Marcia Conner has a great piece in Fast Company about changing the world. She argues that the best way to effect change is to combine personal responsibility with collective impact, in which people unite behind principles to achieve systemic reform. This struck a chord because it applies to one of the biggest global health challenges today: non-communicable diseases (NCDs) like diabetes and cancer.
To set the stage, the UN is driving a high-level initiative to tackle NCDs, which together claim about 12 million lives and cost $500 billion in lost productivity each year. And the World Health Organization (WHO) is coordinating efforts among the many public and private actors scaling up treatment, prevention and R&D efforts.

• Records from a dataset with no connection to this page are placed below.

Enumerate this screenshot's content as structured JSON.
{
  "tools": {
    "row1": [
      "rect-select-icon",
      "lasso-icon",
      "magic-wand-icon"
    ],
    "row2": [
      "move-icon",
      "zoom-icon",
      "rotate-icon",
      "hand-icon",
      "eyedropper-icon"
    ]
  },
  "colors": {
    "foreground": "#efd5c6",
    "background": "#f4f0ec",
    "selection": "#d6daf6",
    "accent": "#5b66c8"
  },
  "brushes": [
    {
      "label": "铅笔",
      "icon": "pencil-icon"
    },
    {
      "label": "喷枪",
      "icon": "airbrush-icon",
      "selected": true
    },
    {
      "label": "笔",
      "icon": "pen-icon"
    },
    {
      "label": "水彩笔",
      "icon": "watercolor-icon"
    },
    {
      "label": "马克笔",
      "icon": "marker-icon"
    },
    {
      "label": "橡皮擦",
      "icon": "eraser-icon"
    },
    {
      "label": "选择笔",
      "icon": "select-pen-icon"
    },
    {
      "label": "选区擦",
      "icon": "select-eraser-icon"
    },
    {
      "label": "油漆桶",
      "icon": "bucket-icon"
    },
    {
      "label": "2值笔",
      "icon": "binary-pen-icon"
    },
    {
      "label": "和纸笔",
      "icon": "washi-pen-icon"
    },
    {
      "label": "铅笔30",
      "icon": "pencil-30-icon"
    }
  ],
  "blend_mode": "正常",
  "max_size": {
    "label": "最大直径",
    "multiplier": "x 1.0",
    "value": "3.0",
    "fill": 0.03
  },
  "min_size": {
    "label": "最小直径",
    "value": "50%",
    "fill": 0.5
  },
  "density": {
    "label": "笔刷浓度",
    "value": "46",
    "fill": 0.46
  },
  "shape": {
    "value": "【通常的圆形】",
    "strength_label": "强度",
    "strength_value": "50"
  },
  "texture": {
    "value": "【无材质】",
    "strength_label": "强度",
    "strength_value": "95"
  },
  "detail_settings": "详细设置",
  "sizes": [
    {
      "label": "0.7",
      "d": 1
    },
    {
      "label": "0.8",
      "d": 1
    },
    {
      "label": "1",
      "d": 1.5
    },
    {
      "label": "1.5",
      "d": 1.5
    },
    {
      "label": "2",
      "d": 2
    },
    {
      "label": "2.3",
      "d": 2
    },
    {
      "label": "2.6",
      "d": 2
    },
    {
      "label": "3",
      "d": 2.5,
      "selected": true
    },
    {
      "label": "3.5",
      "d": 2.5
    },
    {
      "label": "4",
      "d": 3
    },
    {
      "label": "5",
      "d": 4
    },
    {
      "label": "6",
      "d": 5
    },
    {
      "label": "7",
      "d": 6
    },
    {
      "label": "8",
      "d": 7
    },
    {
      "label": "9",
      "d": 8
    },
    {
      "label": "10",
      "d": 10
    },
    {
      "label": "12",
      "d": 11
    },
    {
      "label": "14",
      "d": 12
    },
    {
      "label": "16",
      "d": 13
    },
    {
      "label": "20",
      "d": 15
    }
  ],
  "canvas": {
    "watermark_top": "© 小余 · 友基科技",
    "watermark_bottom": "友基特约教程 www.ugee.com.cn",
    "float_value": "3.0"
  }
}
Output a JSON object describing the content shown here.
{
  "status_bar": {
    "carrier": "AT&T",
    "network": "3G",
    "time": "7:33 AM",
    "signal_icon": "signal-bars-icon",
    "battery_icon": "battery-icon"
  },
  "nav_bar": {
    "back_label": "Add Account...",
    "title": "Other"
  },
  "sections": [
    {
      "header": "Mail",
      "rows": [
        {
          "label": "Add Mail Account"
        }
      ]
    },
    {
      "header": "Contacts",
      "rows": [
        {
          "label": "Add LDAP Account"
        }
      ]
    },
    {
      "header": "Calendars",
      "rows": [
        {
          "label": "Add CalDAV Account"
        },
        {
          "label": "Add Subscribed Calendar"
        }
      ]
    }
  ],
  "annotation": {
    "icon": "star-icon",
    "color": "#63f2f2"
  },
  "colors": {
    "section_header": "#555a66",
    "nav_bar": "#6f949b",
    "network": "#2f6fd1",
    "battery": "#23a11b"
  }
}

Together, through an unprecedented degree of commitment and collaboration, we’re making progress. A new WHO bulletin reports that, for example, about 95% of participating countries have dedicated a public office within the Ministry of Health specifically to NCDs, and half of them have a dedicated strategy and budget. The authors go on to say, however, that progress is uneven and that we still have a long way to go.
In the spirit of Marcia Conner’s piece, there is a necessary role for both personal responsibility and collective impact in the fight against NCDs. Many private sector actors are sitting at the table not because it’s in our best business interest, but because we feel a personal or corporate responsibility to address one of the most pressing global problems of our time.
As for the collective impact approach, Stanford Social Innovation Review published an insightful article earlier this year. One common thread running through each of the successful partnerships was a strong backbone. In the authors’ words, “The backbone provides strategic coherence around the common agenda, establishes shared measurement and learning systems, supports the mutually reinforcing activities of the different partners, and facilitates continuous communication.”
When it comes to the global fight against NCDs, WHO forms the backbone. And at present, WHO is playing a valuable coordinating role by cataloguing private sector contributions to the fight against NCDs and translating them into a common framework through which we can gauge progress. But I believe there is more room for the private sector to innovatively help WHO achieve the goals it has laid out for NCDs. Many private sector contributions go beyond donations or traditional philanthropy. Lilly, for one, is operating as an on-the-ground partner through the Lilly NCD Partnership. Together with our partners, we provide expertise, conduct original research and share knowledge through locally-driven public-private partnerships.
If we can find a way to harness that spirit of partnership and work together more effectively through WHO, we can wield these efforts to have an even greater and truly meaningful collective impact on NCDs.